Fondamentalement l’idée cardinale de cette démarche est de considérer le théâtre comme une aventure collective. Mettre le Nous avant le Moi ! Voici un premier point fondamental qui me relie à la pensée théâtrale de Barker :

(…) « Nous nous sommes mis à avoir honte du Je au théâtre, et nous avons appris à parler du Nous. À juste titre, parce que c’est un art collectif, et parce que nous faisions des choses nouvelles, nous attirant rapidement des ennemis.
Moi aussi, je voulais en être, et je découvris aussitôt que les acteurs étaient nos alliés, eux qui savaient au travers de la parole ce qui frappe et ce qui manque.
» Howard Barker

2 –
Je me retrouve dans cette idée que le théâtre doit afin de se considérer comme un art à part entière, produire une forme, une esthétique et une poétique qui n’est pas la reproduction de la réalité. Le comportement scénique d’un acteur, sa façon d’agir et de parler sur une scène, n’est pas l’imitation de notre médiocrité quotidienne. Il ne cherche pas à reproduire des formes préexistantes. Le spectateur de théâtre doit être en face d’un artiste qui réalise des actions, parle ou chante de telle manière que n’importe quel spectateur ne pourrait le faire. D’ailleurs à quoi bon payer une place pour assister à une performance qui est à la portée du spectateur? 

« Le théâtre que je pratique crée son propre monde; il n'a nul besoin d'être validé par des sources extérieures qui relèveraient soit de l'idéologie soit d'un réalisme d'emprunt, qui est lui-même une idéologie. Il est compulsivement imaginatif et ne ressent aucune responsabilité à l'égard des conventions historiques ou politiques.
(…) le public s'engage dans une œuvre d'art dans laquelle les critères normaux d'agressivité ou d'empathie sont abolis (…)
(…) Le théâtre, comme je l'ai suggéré précédemment, n'est pas la vie décrite, mais la vie imaginée, c'est l'ouverture d'un possible et non la reproduction à l'identique. »
Howard Barker

Je n’ai jamais considéré le théâtre comme un moyen de communication afin de transmettre un message, ni non plus comme une tentative pédagogique avec l’intention de changer le monde. Par contre, je crois qu’il peut offrir une possibilité de changement à ceux qui le réalisent. Il peut devenir résistance politique, une sorte de résistance sociale, dans la mesure où il donne la possibilité de réaliser une jouissance individuelle partagée.

3 –
Le théâtre tel que je le conçois n’est pas seulement un produit, une simple marchandise dans la circulation du marché du divertissement.
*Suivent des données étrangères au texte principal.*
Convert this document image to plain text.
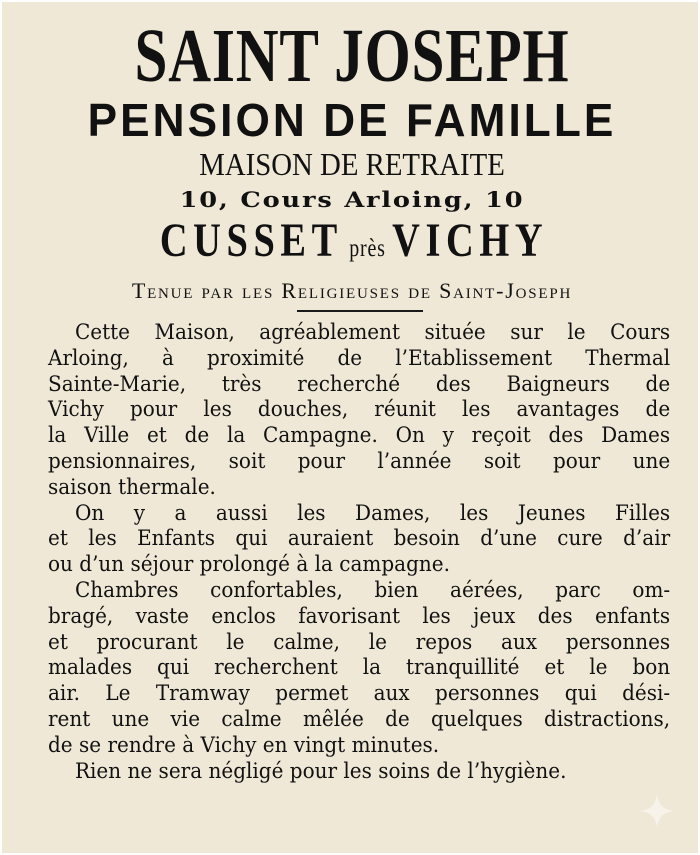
SAINT JOSEPH
PENSION DE FAMILLE
MAISON DE RETRAITE
10, Cours Arloing, 10
CUSSET près VICHY
Tenue par les Religieuses de Saint-Joseph
Cette Maison, agréablement située sur le Cours
Arloing, à proximité de l’Etablissement Thermal
Sainte-Marie, très recherché des Baigneurs de
Vichy pour les douches, réunit les avantages de
la Ville et de la Campagne. On y reçoit des Dames
pensionnaires, soit pour l’année soit pour une
saison thermale.
On y a aussi les Dames, les Jeunes Filles
et les Enfants qui auraient besoin d’une cure d’air
ou d’un séjour prolongé à la campagne.
Chambres confortables, bien aérées, parc om-
bragé, vaste enclos favorisant les jeux des enfants
et procurant le calme, le repos aux personnes
malades qui recherchent la tranquillité et le bon
air. Le Tramway permet aux personnes qui dési-
rent une vie calme mêlée de quelques distractions,
de se rendre à Vichy en vingt minutes.
Rien ne sera négligé pour les soins de l’hygiène.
Il est surtout un processus complexe, une aventure artistique et existentielle, un questionnement permanent sur la manière de le pratiquer, l’organiser et le produire.
L’élaboration d’un spectacle est un processus jalonné par des tensions, des intensités, des relations multiples, par exemple entre l‘abstrait et le concret, entre le texte et les acteurs, entre le metteur en scène et les acteurs, entre les acteurs et les spectateurs.
Ce processus ne cherche pas à réaliser, interpréter un texte, mais à re-créer une relation dialectique, critique où on s’interroge, on se confronte, on doute, afin de trouver un accord et une justesse dans les relations crées pour la représentation.
Le théâtre doit devenir le lieu de tous les possibles d’un être !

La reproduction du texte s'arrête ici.